The Surrealism Website
Automatism in Surrealism by Adam McLean


In the first Manifesto of Surrealism Andre Breton proposed this once and for all definition:-
Surrealism, n. Psychic automatism in its pure state, by which one proposes to express -- verbally, by means of the written word, or in any other manner -- the actual functioning of thought. Dictated by the thought, in the absence of any control exercised by reason, exempt from any aesthetic or moral concern.
Breton was a writer and initially conceived surrealism as a means of automatic writing that could break what he saw as the restrictions of reason, and the established patterns and conventions of writing. He reached out to various visual artists in his milieu, and encouraged them to use similar automatism techniques in creating their art. In the aftermath of the publication of the Manifesto, Andre Masson and Max Ernst, among others, began to experiment in this way - Masson with automatic drawing often using a pen, and Ernst with grattage and frotage - the transference of a texture, say from rough wood or stone slabs, onto paper of canvas by rubbing or scraping.

Masson's period of automatic drawing was short lived and perhaps insignificant as art except for its historical significance. He rapidly abandoned this and took up figurative surrealism. Here are some of these drawings from 1924 and 1925.

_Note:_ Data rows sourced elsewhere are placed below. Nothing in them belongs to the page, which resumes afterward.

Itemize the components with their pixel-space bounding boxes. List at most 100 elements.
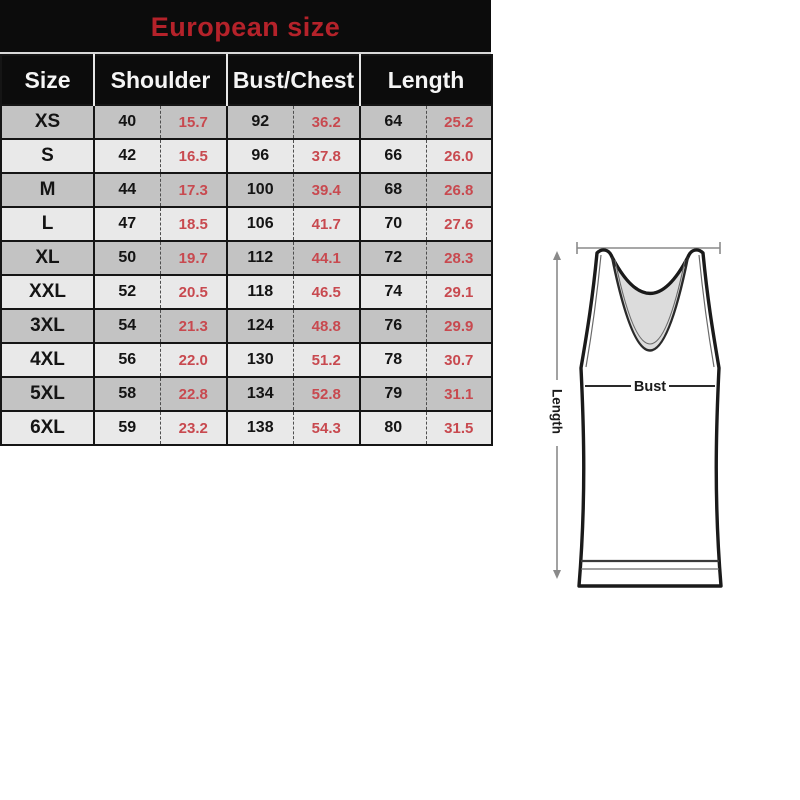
- length-measure-line: [546, 251, 568, 579]
- tank-top-diagram: Bust Length: [545, 220, 795, 600]
- shoulder-inch-value: 16.5: [159, 138, 228, 173]
- shoulder-cm-value: 59: [93, 410, 160, 445]
- size-table-header: Size Shoulder Bust/Chest Length: [1, 55, 493, 105]
- size-row-6xl: 6XL 59 23.2 138 54.3 80 31.5: [1, 410, 493, 445]
- size-label: XS: [1, 104, 94, 139]
- bust-inch-value: 37.8: [292, 138, 361, 173]
- length-inch-value: 27.6: [425, 206, 493, 241]
- shoulder-inch-value: 23.2: [159, 410, 228, 445]
- bust-cm-value: 100: [226, 172, 294, 207]
- length-cm-value: 78: [359, 342, 427, 377]
- front-neckline: [610, 256, 690, 352]
- right-armhole-stitch: [698, 254, 715, 368]
- bust-inch-value: 48.8: [292, 308, 361, 343]
- shoulder-cm-value: 54: [93, 308, 160, 343]
- column-header-bust-chest: Bust/Chest: [226, 55, 361, 105]
- length-inch-value: 26.8: [425, 172, 493, 207]
- bust-cm-value: 92: [226, 104, 294, 139]
- length-cm-value: 72: [359, 240, 427, 275]
- left-armhole-stitch: [585, 254, 602, 368]
- bust-cm-value: 124: [226, 308, 294, 343]
- size-label: 4XL: [1, 342, 94, 377]
- shoulder-inch-value: 15.7: [159, 104, 228, 139]
- size-label: XXL: [1, 274, 94, 309]
- size-label: M: [1, 172, 94, 207]
- shoulder-inch-value: 19.7: [159, 240, 228, 275]
- bust-inch-value: 41.7: [292, 206, 361, 241]
- shoulder-cm-value: 40: [93, 104, 160, 139]
- bust-cm-value: 96: [226, 138, 294, 173]
- bust-inch-value: 52.8: [292, 376, 361, 411]
- length-inch-value: 28.3: [425, 240, 493, 275]
- shoulder-measure-line: [576, 242, 721, 254]
- length-inch-value: 30.7: [425, 342, 493, 377]
- column-header-length: Length: [359, 55, 493, 105]
- bust-inch-value: 51.2: [292, 342, 361, 377]
- bust-cm-value: 130: [226, 342, 294, 377]
- size-row-xs: XS 40 15.7 92 36.2 64 25.2: [1, 104, 493, 139]
- back-neckline: [610, 256, 690, 296]
- size-row-xl: XL 50 19.7 112 44.1 72 28.3: [1, 240, 493, 275]
- shoulder-cm-value: 50: [93, 240, 160, 275]
- size-label: 3XL: [1, 308, 94, 343]
- shoulder-inch-value: 21.3: [159, 308, 228, 343]
- bust-cm-value: 106: [226, 206, 294, 241]
- shoulder-cm-value: 56: [93, 342, 160, 377]
- arrow-down-icon: [553, 570, 561, 579]
- shoulder-inch-value: 17.3: [159, 172, 228, 207]
- bust-inch-value: 36.2: [292, 104, 361, 139]
- length-inch-value: 26.0: [425, 138, 493, 173]
- size-row-s: S 42 16.5 96 37.8 66 26.0: [1, 138, 493, 173]
- bust-cm-value: 118: [226, 274, 294, 309]
- size-table: Size Shoulder Bust/Chest Length XS 40 15.7…: [0, 54, 494, 446]
- size-label: 6XL: [1, 410, 94, 445]
- length-inch-value: 29.1: [425, 274, 493, 309]
- size-label: L: [1, 206, 94, 241]
- shoulder-inch-value: 22.8: [159, 376, 228, 411]
- length-cm-value: 64: [359, 104, 427, 139]
- front-neckline-stitch: [614, 259, 686, 345]
- size-table-body: XS 40 15.7 92 36.2 64 25.2 S 42 16.5 96 37.8 66 26.0 M…: [1, 104, 493, 445]
- length-cm-value: 74: [359, 274, 427, 309]
- size-row-l: L 47 18.5 106 41.7 70 27.6: [1, 206, 493, 241]
- size-label: XL: [1, 240, 94, 275]
- shoulder-cm-value: 47: [93, 206, 160, 241]
- shoulder-cm-value: 52: [93, 274, 160, 309]
- bust-cm-value: 134: [226, 376, 294, 411]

Max Ernst used frottage from 1925 for a few years before returning to collage and figurative surrealism. This was the period of his 'forests', forms created by rubbing and scraping a texture from wooden floorboards. He would then paint some image, often an annulus or a bird form, on top of this. He seems to have for the most part abandoned this by about 1927, though he occasionally revisited to this during the early 1930's. Here are some of his 'forest' paintings.




In the late 1930's through the 1940's he took up the decalomania technique which Oscar Dominguez had introduced to him. This was more a method for applying paint, rather than pure automatism and we will return to discussing this in a later article.

Breton's rather simplistic idea that the visual arts could be transformed through artists adopting automatism techniques, proved to be a dead end and total failure. Instead, the surrealist artists used their imaginations to create imagery and figurative forms which challenged logic and established conventions of representation. It was not until the late 1940s that automatism appeared again in the American Abstract Expressionism of such as Jackson Pollock or Cy Twombly.